Article
Visceral leishmaniasis: a practical strategy for quantitative molecular diagnosis in naturally infected dogs
Registro en:
CALDAS, Sérgio et al. Visceral leishmaniasis: a practical strategy for quantitative molecular diagnosis in naturally infected dogs. Parasitology Research, v. 119, n. 5, p. 1683-1690, 2020.
0932-0113
10.1007/s00436-020-06654-y
Autor
Caldas, Sérgio
Marcelino, Andreza P.
Faria, Gilson
Silva, Fernanda de Oliveira
Ataide, Ana Caroline Zampiroli
Cunha, Lucas Maciel
Bahia, Maria Terezinha
Paz, Gustavo Fontes
Gontijo, Célia M. F.
Resumen
The diagnosis of canine visceral leishmaniasis (CVL) has been a problem for public health services due to the variety of clinical signs similar to other diseases and low sensitivity and specificity of available tests. In this sense, our main objective was to develop a simple, rapid, and accurate quantitative real-time PCR (qPCR) diagnosis for CVL. Thus, low-invasive samples from bone marrow (BM), popliteal lymph nodes (PLN), and conjunctival swabs (CS) were selected from negative and VL-positive dogs, using as gold standard, immunological and parasitological tests performed with different tissues. Oligonucleotides for Leishmania infantum kDNA were designed and the limit of quantification and amplification efficiency of the qPCR were determined using tissue-specific standards produced with DNA from those different tissues, mixed with DNA from a known amount of L. infantum promastigotes.
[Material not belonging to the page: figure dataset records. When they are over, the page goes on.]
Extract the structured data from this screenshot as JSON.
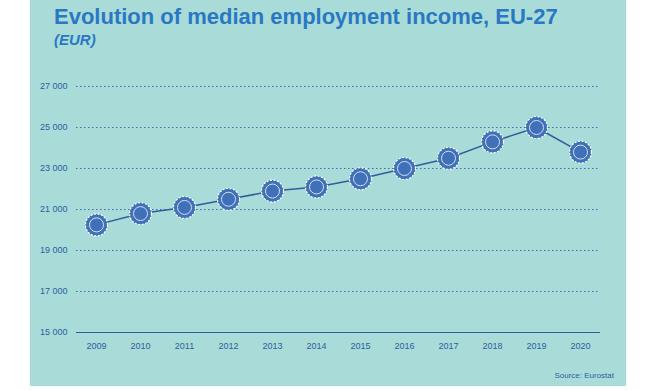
{
  "chart_data": {
    "type": "line",
    "title": "Evolution of median employment income, EU-27",
    "subtitle": "(EUR)",
    "source": "Source: Eurostat",
    "categories": [
      "2009",
      "2010",
      "2011",
      "2012",
      "2013",
      "2014",
      "2015",
      "2016",
      "2017",
      "2018",
      "2019",
      "2020"
    ],
    "values": [
      20250,
      20800,
      21100,
      21500,
      21900,
      22100,
      22500,
      23000,
      23500,
      24300,
      25000,
      23800
    ],
    "color": "#2f5d9a",
    "marker": "circle",
    "ylim": [
      15000,
      27000
    ],
    "yticks": [
      {
        "value": 15000,
        "label": "15 000"
      },
      {
        "value": 17000,
        "label": "17 000"
      },
      {
        "value": 19000,
        "label": "19 000"
      },
      {
        "value": 21000,
        "label": "21 000"
      },
      {
        "value": 23000,
        "label": "23 000"
      },
      {
        "value": 25000,
        "label": "25 000"
      },
      {
        "value": 27000,
        "label": "27 000"
      }
    ],
    "grid": true
  }
}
Endogenous control was used to validate a comparative Ct method, and tissue parasite concentrations were estimated by comparison with tissue-specific reference standard samples. The overall analysis of the qPCR data suggests the following ranking for tissue choice: PLN > BM > CS. Finally, we have concluded that this molecular approach simplifies and accelerates the quantitative diagnostic process because it is easy to perform, requiring no DNA dosing or standard curve application, and it shows good diagnostic parameters, especially when using popliteal lymph node samples.